In an article titled “Culture of Hate,” published on August 2 in National Review Online, writer Bat Yeor lists grisly incidents confirming Islamists’ indiscriminate slaughter of innocent people:
In Indonesia, some 200,000 deaths resulted from jihad violence in East Timor. Christians have been pursued, and massacred, and their churches burned down by jihadists in the Moluccas and other Indonesian islands. The death toll in these violent attacks is over 10,000, while an additional 8,000 Christians have been forcibly converted to Islam, including many who were circumcised. Atrocities are also being committed by jihadists in both the Philippines, and some northern Nigerian states. Hundreds of innocent people died when jihad struck at the Jewish Community Center of Buenos Aires in Argentina, and the U.S. embassies in Kenya and Tanzania. In Egypt, jihadists have massacred Copts in their churches and villages, and murdered European tourists. Christians in Pakistan and in Iran live in terror of accusations of blasphemy, which, if “proven,” can yield a death sentence. And a cataclysmic act of jihad terror resulted in the slaughter of nearly 3,000 innocent civilians of multiple faiths and nationalities in New York, on September 11, 2001.
Among the severely wounded at The Hebrew University in July were three devout Christians from South Korea. You Kad Song, married and the father of a three-and-a-half-year-old boy, spent nearly two weeks in the intensive care unit of the Ein Kerem Hospital before being moved to the plastic surgery wing for treatment of his severe burns.
Kuan Son Dal suffered extensive burns on his hands, legs, and face. Two weeks after the incident, he was still in a coma-like state. Kuan is the father of a five-year-old boy and a little girl who is a year old.
Zeng Se Ho also suffered serious burns on his face, hands, and legs. His condition was complicated by the fact that a table leg penetrated his body, necessitating the removal of three of his ribs. This married father of one daughter faces a long period of recovery.

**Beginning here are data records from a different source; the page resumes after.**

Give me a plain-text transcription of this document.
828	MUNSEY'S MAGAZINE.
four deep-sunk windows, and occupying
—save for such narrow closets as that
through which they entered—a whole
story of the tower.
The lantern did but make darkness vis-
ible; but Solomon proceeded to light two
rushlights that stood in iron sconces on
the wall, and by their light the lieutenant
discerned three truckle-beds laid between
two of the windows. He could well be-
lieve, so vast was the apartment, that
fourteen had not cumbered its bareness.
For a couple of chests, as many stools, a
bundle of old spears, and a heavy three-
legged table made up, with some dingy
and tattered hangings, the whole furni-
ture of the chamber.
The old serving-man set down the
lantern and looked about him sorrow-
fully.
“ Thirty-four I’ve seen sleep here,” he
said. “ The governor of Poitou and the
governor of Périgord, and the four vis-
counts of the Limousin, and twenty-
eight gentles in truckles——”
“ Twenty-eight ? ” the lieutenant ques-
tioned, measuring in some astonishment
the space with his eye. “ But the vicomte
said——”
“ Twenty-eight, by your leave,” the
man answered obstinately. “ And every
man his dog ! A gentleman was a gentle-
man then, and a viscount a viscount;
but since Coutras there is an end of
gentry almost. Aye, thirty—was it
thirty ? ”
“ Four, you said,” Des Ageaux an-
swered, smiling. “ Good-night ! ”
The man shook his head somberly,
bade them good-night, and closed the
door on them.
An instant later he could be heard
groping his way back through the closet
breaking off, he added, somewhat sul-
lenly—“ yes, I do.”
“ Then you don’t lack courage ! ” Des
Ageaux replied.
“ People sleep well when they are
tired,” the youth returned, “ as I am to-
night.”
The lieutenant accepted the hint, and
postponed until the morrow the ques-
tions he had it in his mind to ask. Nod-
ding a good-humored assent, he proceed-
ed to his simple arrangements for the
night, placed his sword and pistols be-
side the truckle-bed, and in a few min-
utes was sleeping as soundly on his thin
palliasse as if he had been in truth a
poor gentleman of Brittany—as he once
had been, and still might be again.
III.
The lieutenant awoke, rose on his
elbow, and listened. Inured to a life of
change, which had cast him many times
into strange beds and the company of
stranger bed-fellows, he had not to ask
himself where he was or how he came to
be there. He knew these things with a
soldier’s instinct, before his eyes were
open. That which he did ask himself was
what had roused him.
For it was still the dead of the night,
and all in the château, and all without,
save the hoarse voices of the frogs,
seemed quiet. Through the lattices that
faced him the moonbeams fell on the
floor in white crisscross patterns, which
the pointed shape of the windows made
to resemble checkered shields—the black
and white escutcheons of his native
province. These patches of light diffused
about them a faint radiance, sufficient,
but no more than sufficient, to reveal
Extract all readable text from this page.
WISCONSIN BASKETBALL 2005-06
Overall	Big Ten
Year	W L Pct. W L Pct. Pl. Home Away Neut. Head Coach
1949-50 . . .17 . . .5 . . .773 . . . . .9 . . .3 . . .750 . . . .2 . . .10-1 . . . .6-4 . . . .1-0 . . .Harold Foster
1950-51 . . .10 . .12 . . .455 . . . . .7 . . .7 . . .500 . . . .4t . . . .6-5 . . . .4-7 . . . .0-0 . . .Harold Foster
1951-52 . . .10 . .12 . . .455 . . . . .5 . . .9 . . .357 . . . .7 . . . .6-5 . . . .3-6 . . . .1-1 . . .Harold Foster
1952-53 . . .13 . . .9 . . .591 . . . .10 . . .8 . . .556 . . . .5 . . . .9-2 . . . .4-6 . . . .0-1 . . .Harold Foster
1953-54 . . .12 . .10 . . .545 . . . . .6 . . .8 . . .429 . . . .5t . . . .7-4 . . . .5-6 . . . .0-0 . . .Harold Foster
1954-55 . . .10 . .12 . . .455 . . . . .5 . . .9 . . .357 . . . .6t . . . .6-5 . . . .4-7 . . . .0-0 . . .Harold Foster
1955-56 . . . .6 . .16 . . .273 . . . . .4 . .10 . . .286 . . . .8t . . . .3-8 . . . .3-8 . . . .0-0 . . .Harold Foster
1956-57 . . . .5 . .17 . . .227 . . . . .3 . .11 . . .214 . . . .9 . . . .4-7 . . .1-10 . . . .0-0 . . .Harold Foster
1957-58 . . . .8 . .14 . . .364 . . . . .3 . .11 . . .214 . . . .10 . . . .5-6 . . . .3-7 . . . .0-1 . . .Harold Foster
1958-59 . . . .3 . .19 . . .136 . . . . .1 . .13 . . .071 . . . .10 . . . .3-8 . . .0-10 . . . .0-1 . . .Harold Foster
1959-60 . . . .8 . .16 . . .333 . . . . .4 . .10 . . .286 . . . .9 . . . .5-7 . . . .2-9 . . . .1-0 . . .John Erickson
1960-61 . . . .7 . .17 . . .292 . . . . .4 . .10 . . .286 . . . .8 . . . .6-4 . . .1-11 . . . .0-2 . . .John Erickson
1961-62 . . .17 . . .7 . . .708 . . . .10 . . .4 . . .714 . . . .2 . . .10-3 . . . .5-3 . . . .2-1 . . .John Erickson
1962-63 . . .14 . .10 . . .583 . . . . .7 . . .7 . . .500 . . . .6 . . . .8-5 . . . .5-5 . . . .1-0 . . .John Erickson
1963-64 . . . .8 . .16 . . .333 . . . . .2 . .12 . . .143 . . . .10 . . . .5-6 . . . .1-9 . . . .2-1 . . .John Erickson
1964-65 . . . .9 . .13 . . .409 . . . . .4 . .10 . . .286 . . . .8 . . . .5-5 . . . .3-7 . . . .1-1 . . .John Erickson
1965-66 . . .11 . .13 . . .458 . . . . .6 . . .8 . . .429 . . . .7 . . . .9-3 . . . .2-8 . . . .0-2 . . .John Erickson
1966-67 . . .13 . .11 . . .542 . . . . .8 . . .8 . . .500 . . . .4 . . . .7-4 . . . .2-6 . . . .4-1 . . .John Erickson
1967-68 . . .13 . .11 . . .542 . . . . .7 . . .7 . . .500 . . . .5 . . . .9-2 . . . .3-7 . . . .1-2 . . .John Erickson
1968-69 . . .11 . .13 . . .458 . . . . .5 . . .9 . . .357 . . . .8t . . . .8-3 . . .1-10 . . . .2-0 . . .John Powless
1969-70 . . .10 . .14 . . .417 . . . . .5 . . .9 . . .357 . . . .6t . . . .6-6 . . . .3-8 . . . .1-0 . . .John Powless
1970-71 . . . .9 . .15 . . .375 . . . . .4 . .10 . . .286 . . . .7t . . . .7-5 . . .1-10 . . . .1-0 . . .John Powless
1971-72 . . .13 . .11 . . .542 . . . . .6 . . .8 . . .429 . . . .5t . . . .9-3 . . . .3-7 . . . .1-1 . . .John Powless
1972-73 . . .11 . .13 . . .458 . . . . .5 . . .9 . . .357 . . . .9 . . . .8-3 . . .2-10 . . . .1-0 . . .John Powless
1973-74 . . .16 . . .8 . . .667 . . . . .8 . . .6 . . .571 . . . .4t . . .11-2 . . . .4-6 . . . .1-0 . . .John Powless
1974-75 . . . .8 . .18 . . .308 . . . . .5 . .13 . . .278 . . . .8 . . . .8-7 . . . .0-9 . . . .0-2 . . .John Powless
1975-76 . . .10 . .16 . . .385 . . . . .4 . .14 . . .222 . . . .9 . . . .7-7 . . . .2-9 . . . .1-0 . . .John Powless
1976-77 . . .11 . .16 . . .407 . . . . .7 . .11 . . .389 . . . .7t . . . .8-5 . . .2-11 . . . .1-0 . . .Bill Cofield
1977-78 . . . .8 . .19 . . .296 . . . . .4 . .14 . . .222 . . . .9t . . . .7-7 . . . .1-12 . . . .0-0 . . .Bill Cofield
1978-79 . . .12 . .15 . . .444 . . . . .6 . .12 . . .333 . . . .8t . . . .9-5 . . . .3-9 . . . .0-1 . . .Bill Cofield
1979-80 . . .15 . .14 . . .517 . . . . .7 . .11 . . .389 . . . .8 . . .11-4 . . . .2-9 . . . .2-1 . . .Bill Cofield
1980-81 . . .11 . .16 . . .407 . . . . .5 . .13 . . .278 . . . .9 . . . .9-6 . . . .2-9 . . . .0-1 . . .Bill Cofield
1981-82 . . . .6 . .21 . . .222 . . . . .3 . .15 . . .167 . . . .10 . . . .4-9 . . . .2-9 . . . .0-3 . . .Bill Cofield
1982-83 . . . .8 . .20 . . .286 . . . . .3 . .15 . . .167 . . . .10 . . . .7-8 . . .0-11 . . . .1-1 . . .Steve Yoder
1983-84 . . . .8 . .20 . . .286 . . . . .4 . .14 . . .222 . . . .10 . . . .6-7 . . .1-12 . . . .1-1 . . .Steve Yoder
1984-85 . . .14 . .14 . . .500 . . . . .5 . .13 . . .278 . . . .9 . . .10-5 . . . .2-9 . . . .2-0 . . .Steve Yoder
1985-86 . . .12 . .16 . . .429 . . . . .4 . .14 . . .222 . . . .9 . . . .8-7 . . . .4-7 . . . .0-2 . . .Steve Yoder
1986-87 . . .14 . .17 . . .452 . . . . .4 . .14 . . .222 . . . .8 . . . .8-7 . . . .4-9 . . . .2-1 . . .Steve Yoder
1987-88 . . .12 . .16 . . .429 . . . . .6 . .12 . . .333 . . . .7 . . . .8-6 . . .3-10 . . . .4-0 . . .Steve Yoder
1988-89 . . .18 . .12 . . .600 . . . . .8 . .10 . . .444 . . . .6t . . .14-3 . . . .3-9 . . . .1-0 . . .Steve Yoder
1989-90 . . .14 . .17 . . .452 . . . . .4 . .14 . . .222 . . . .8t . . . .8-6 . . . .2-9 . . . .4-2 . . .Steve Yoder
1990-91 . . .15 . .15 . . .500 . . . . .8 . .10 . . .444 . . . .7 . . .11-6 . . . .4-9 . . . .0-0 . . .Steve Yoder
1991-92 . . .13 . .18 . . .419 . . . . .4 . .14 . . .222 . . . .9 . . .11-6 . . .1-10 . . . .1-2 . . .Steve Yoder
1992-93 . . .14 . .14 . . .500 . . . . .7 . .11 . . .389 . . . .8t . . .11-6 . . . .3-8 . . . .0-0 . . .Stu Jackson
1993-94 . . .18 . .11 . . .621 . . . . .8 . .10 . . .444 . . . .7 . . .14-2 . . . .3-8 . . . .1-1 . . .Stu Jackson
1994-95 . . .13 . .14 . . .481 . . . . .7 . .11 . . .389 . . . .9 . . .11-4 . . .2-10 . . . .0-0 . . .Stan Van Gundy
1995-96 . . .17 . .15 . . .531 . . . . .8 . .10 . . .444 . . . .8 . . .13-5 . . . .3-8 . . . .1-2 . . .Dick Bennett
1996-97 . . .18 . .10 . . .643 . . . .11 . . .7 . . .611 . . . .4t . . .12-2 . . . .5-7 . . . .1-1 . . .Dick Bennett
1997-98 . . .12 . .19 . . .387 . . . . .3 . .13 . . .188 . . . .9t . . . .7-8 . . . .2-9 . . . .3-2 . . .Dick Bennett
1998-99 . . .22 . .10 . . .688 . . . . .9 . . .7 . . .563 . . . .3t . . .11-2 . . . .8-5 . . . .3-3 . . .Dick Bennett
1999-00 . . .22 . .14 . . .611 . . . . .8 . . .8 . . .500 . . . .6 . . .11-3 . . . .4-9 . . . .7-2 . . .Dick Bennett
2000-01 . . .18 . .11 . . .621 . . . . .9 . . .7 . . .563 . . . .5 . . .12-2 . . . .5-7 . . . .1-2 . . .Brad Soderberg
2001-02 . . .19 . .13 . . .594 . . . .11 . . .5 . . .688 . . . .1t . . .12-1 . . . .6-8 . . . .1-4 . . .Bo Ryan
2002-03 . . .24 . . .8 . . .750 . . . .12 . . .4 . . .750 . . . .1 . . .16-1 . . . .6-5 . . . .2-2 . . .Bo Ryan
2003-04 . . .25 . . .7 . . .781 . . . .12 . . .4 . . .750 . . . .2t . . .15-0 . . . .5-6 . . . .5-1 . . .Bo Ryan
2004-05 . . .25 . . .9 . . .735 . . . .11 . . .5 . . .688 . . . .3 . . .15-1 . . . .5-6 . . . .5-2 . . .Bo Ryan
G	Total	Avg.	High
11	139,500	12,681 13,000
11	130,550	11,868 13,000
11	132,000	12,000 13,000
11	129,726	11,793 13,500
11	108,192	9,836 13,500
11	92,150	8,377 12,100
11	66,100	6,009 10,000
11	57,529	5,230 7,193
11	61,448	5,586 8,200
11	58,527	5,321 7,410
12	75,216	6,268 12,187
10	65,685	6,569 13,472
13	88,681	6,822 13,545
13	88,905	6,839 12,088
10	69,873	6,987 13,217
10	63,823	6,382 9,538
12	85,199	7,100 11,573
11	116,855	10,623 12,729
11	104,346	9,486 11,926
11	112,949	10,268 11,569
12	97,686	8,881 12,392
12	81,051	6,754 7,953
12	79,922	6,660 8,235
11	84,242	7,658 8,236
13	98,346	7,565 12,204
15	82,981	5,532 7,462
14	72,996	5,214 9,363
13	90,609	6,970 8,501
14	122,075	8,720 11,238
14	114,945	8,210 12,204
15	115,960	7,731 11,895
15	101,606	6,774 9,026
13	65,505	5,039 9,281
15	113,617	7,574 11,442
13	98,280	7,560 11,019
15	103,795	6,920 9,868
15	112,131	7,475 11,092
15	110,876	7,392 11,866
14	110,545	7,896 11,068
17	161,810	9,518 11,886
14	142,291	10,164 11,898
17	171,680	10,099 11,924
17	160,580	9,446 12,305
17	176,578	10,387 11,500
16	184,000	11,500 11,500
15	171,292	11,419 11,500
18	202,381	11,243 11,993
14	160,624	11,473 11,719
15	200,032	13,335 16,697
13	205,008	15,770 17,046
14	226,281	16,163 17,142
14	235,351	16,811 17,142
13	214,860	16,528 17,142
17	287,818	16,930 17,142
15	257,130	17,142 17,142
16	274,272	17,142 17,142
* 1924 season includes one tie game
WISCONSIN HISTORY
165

The wives of the three men were a constant presence in the hospitals and bore radiant testimonies to their faith before doctors and hospital personnel. At one point, a group of Christian young people visited the men, sang Christian songs of encouragement, and prayed for their recovery. Once again their devotion to the Lord deeply impressed the patients and members of the hospital staff.
The positive response of these believers to the horrific and senseless affliction they suffered is a story that is being reenacted in a host of countries where Christians are suffering and dying for their faith. In many respects, their situation parallels that of the first-century church. The more pagan Rome attempted to destroy the followers of Jesus, the more people were drawn to the faith that could cause ordinary people to triumph in the face of terrible persecution.
And that remarkable truth should be a source of strength and courage for every Christian in this troubled world of ours.